Perhaps a more likely explanation for the purchase can be found in an article from March 30and article of Bloomberg titled “Apple is working to bring more financial services in-house”. The company’s initiative is dubbed “Breakout” and would involve developing its own payment processing technology and infrastructure for future financial products, reducing its reliance on external partners over time. “A multi-year plan would bring a wide range of financial tasks in-house,” the article said, based on information it received from unnamed sources. It also identified payment processing, risk assessment for loans, fraud analysis, credit checks and additional customer service functions such as dispute management as some of the key services targeted by Apple. “Last week, Apple acquired British start-up Credit Kudos Ltd., which uses banking data to make lending decisions. The company will likely leverage this technology to help build its own infrastructure,” he added.

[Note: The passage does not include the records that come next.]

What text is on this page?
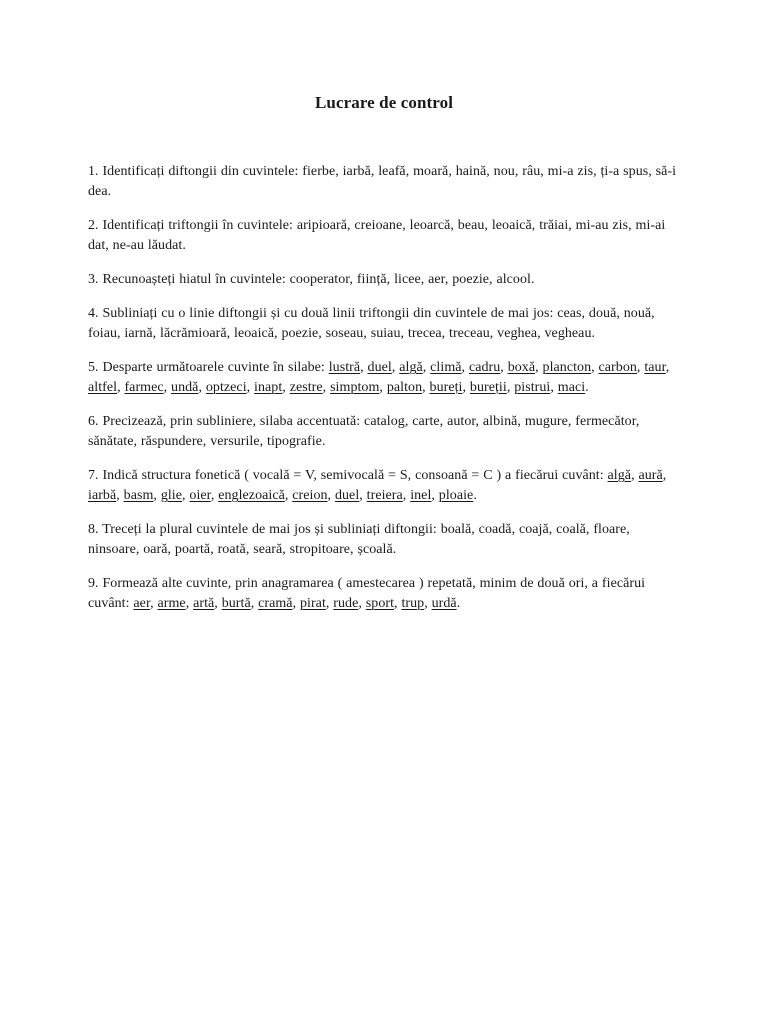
Lucrare de control

1. Identificați diftongii din cuvintele: fierbe, iarbă, leafă, moară, haină, nou, râu, mi-a zis, ți-a spus, să-i dea.

2. Identificați triftongii în cuvintele: aripioară, creioane, leoarcă, beau, leoaică, trăiai, mi-au zis, mi-ai dat, ne-au lăudat.

3. Recunoașteți hiatul în cuvintele: cooperator, ființă, licee, aer, poezie, alcool.

4. Subliniați cu o linie diftongii și cu două linii triftongii din cuvintele de mai jos: ceas, două, nouă, foiau, iarnă, lăcrămioară, leoaică, poezie, soseau, suiau, trecea, treceau, veghea, vegheau.

5. Desparte următoarele cuvinte în silabe: lustră, duel, algă, climă, cadru, boxă, plancton, carbon, taur, altfel, farmec, undă, optzeci, inapt, zestre, simptom, palton, bureți, bureții, pistrui, maci.

6. Precizează, prin subliniere, silaba accentuată: catalog, carte, autor, albină, mugure, fermecător, sănătate, răspundere, versurile, tipografie.

7. Indică structura fonetică ( vocală = V, semivocală = S, consoană = C ) a fiecărui cuvânt: algă, aură, iarbă, basm, glie, oier, englezoaică, creion, duel, treiera, inel, ploaie.

8. Treceți la plural cuvintele de mai jos și subliniați diftongii: boală, coadă, coajă, coală, floare, ninsoare, oară, poartă, roată, seară, stropitoare, școală.

9. Formează alte cuvinte, prin anagramarea ( amestecarea ) repetată, minim de două ori, a fiecărui cuvânt: aer, arme, artă, burtă, cramă, pirat, rude, sport, trup, urdă.
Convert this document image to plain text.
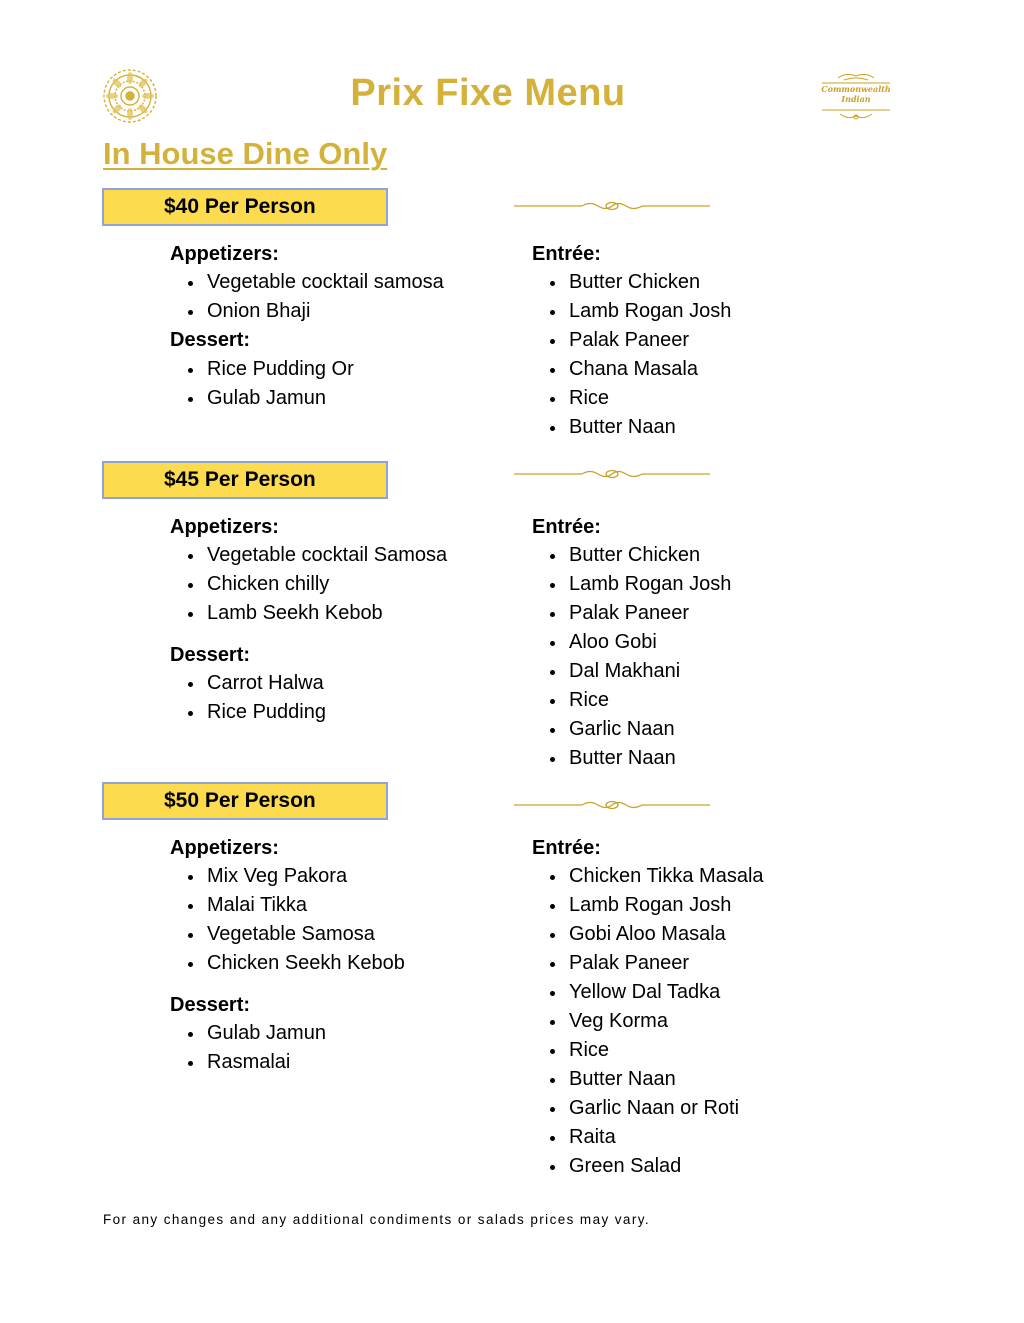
Prix Fixe Menu	Commonwealth
Indian
In House Dine Only
$40 Per Person
Appetizers:
Vegetable cocktail samosa
Onion Bhaji
Dessert:
Rice Pudding Or
Gulab Jamun
Entrée:
Butter Chicken
Lamb Rogan Josh
Palak Paneer
Chana Masala
Rice
Butter Naan
$45 Per Person
Appetizers:
Vegetable cocktail Samosa
Chicken chilly
Lamb Seekh Kebob
Dessert:
Carrot Halwa
Rice Pudding
Entrée:
Butter Chicken
Lamb Rogan Josh
Palak Paneer
Aloo Gobi
Dal Makhani
Rice
Garlic Naan
Butter Naan
$50 Per Person
Appetizers:
Mix Veg Pakora
Malai Tikka
Vegetable Samosa
Chicken Seekh Kebob
Dessert:
Gulab Jamun
Rasmalai
Entrée:
Chicken Tikka Masala
Lamb Rogan Josh
Gobi Aloo Masala
Palak Paneer
Yellow Dal Tadka
Veg Korma
Rice
Butter Naan
Garlic Naan or Roti
Raita
Green Salad

For any changes and any additional condiments or salads prices may vary.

As Apple seemingly steps up its efforts to integrate a range of financial services in-house, it would certainly appear that acquiring a public banking company that improves loan underwriting capabilities would help it achieve its ambitions for financial services. According to Tom Noyes, CEO and founder of crypto startup Accept Payments and partner at investment firm StarPoint LLP, such moves are also part of a broader Apple strategy, which includes: owning the “supply chain” of payments by minimizing external vendors (software) and partners touching consumer data; enable Apple Card expansion; reducing network costs and improving integration into local systems such as India’s Unified Payment Interface (UPI); improve the customer experience by enabling Apple Cash in all markets and connecting to local programs; and enable iPhone expansion into areas without adequate access to consumer credit.